Они были похожи на гангстеров, потому что и были гангстерами, но солнечным июньским утром они выглядели как обычные люди, какими когда-то и были. За исключением того, который нервничал, они, видимо, забыли, кто они такие и в каком мире живут. С газетами под мышкой они шли по вновь пробудившимся улицам, почти как нормальные люди, и когда они видели то же, что и все остальные, – детей в зеленых клетчатых костюмчиках и с портфелями лишь вдвое меньше их самих, втекающих, как прилив, в увенчанные распятием школьные двери, тяжелые грузовики, которые рычали и грохотали, разгружаясь и загружаясь, лавочников на солнце, моющих свои тротуары, постоянно глазеющих в окна стариков, чьи локти словно приклеились к подоконникам, – когда они видели все это, то на время забывали, чем занимались и чем будут заниматься оставшуюся часть дня и ночью. Ибо они, как кошки, добывали себе пропитание по ночам.
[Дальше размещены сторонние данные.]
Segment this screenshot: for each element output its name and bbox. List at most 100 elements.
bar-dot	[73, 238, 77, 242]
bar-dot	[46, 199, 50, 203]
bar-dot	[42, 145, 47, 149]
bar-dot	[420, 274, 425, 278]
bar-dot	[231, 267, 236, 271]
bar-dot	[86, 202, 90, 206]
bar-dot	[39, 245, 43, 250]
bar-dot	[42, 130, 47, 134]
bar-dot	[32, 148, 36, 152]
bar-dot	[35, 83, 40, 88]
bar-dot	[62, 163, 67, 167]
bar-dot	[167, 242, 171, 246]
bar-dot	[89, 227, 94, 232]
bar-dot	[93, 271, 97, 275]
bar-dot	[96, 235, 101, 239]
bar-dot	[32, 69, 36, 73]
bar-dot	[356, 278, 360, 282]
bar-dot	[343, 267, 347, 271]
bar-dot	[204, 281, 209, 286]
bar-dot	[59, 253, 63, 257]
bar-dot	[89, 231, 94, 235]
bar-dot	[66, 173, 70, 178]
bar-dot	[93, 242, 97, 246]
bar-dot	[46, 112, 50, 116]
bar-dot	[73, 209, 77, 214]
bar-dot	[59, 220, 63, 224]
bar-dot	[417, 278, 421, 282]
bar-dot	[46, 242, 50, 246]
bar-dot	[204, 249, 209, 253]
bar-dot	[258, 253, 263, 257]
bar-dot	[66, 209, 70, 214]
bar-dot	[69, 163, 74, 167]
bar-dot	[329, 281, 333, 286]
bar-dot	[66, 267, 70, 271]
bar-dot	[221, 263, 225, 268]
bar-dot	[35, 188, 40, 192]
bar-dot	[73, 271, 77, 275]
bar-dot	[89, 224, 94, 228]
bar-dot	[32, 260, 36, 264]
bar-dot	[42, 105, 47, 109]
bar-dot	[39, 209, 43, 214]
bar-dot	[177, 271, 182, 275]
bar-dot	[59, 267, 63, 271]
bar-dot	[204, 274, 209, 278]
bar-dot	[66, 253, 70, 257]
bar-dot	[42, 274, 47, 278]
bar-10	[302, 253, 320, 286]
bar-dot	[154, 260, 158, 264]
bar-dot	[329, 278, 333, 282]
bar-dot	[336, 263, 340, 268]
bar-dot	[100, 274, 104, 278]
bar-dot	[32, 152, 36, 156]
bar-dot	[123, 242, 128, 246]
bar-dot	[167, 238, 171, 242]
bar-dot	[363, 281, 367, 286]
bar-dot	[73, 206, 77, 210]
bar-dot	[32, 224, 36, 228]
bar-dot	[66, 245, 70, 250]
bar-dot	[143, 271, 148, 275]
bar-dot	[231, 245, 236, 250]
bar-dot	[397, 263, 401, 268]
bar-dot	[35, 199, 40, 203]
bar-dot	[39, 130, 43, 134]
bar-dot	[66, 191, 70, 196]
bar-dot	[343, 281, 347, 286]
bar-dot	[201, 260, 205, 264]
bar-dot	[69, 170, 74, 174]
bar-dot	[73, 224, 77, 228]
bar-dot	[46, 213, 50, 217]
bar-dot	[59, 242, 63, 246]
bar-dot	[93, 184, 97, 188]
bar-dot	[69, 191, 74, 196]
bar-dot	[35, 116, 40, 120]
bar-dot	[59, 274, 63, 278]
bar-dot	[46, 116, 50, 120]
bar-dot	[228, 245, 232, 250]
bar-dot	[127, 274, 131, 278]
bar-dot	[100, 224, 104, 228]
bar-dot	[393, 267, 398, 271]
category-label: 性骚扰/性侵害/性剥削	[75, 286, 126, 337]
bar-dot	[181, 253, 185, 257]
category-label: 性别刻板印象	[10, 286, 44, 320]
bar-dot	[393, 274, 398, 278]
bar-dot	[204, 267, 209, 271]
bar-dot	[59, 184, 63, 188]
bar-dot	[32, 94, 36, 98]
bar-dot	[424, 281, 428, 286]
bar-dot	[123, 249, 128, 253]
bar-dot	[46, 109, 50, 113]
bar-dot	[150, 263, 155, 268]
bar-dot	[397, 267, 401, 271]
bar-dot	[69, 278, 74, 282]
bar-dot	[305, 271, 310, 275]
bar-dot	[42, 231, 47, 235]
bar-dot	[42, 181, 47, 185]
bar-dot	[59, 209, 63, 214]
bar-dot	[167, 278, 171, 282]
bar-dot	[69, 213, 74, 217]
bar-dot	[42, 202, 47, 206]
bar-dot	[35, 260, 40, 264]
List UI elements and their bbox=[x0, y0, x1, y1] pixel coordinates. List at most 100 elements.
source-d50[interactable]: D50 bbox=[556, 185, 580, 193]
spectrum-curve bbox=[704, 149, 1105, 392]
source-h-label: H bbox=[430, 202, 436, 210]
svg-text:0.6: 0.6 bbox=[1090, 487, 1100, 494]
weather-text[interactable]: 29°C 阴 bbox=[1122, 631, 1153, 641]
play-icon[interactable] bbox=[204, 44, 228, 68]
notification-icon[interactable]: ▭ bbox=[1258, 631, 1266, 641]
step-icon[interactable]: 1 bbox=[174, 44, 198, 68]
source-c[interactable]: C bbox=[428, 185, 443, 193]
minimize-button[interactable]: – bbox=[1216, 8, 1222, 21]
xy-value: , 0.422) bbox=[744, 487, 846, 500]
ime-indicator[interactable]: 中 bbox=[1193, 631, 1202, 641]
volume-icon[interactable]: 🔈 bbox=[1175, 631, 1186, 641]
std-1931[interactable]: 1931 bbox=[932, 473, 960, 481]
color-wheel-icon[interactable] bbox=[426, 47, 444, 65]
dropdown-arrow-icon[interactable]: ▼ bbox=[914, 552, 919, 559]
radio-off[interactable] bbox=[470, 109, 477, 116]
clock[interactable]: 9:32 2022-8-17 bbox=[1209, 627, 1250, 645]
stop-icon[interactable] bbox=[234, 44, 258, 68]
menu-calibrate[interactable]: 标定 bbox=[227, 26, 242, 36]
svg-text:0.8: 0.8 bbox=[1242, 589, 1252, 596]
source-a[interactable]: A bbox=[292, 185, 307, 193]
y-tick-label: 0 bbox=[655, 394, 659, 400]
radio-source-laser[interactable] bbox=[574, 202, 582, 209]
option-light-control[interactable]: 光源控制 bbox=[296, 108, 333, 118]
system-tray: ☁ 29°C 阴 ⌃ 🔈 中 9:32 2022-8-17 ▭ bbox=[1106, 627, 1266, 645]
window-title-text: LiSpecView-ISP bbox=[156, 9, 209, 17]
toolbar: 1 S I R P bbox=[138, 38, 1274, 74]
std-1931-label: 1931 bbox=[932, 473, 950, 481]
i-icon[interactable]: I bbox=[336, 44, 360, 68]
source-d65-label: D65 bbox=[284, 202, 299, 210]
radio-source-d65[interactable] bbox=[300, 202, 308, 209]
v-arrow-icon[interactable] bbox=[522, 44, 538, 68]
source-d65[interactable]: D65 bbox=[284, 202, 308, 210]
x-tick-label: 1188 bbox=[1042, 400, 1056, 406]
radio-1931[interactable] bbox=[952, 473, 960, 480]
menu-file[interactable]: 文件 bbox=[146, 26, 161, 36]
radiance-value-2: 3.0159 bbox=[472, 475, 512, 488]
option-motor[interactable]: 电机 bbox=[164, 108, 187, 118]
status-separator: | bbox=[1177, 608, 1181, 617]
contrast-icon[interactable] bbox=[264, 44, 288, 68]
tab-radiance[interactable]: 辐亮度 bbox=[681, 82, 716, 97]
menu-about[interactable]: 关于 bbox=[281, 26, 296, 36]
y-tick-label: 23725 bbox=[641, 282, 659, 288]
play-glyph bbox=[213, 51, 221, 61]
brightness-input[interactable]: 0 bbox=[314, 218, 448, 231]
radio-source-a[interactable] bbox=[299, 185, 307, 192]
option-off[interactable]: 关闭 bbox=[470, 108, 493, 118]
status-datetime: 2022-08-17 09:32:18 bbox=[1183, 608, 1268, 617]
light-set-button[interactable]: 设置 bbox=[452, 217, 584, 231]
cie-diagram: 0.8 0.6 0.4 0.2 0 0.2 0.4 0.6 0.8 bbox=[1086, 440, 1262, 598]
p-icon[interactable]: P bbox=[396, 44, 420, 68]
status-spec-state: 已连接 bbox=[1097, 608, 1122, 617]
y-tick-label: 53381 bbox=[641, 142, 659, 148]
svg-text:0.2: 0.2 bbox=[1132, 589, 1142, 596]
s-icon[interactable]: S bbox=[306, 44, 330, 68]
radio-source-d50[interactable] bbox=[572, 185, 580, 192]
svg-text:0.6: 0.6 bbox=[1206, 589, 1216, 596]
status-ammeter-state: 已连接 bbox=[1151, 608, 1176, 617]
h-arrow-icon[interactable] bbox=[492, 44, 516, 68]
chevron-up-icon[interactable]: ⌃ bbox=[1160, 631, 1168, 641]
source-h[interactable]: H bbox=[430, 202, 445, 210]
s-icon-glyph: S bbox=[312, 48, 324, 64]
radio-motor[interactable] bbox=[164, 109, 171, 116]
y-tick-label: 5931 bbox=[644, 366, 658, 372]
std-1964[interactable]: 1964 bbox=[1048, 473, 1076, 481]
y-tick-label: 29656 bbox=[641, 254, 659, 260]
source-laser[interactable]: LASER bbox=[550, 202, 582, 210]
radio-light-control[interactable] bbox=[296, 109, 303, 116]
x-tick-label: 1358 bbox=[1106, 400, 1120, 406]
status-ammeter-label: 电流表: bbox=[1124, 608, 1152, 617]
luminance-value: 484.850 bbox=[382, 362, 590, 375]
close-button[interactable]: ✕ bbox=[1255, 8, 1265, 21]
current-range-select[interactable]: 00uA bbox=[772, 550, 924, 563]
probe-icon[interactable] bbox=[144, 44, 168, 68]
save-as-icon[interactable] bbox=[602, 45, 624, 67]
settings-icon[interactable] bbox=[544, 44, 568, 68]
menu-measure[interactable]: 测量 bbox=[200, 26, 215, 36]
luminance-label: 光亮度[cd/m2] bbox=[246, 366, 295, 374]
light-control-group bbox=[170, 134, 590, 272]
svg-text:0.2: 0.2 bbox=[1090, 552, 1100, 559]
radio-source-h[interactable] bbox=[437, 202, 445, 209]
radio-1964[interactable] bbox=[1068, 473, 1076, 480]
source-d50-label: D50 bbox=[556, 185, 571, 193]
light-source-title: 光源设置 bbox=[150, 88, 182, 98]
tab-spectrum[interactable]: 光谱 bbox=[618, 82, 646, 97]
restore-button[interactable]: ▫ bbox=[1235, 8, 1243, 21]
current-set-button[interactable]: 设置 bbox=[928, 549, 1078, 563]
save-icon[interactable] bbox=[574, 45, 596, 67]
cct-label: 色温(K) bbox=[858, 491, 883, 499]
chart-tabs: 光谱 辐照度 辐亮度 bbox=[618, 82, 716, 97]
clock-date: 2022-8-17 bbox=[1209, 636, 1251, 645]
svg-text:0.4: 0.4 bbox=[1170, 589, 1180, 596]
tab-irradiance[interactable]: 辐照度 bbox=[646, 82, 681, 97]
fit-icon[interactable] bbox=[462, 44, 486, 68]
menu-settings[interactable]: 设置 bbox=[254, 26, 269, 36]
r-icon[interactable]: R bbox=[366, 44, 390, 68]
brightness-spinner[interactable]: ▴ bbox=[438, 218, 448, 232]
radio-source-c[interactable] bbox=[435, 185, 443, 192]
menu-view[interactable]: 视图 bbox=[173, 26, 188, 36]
Он не собирался следить за ними, но за время войны разведка стала его второй натурой. Работа разведчика-следопыта заключалась в том, чтобы сначала увидеть самому, а затем проложить маршрут, по которому могут пройти другие. Он совершал прыжок в темноту, экипированный всем необходимым для боя, а также сигнальными ракетами, дымовыми шашками и специальной маркировочной лентой, чтобы оставлять на земле указатели и условные знаки. Почти всегда он был один, далеко впереди всех. Те, кто следовал за ним, его не знали, а те, кто его посылал, как правило, забывали о том, что он там. Он был одним из немногих, кто большую часть времени на войне проводил в одиночестве, пока не воссоединялся со своим отделением десантников, с которыми, тем не менее, действовал так слаженно, словно между ними существовала телепатическая связь.
Он пришел рано. При подсчете и категоризации объектов наблюдения он заметил, что никто не был насторожен и не боялся слежки, кроме третьего человека, который страшно нервничал, но все равно не понял, что за ним наблюдают. Если бы это происходило на войне, все они к этому времени уже были бы мертвы.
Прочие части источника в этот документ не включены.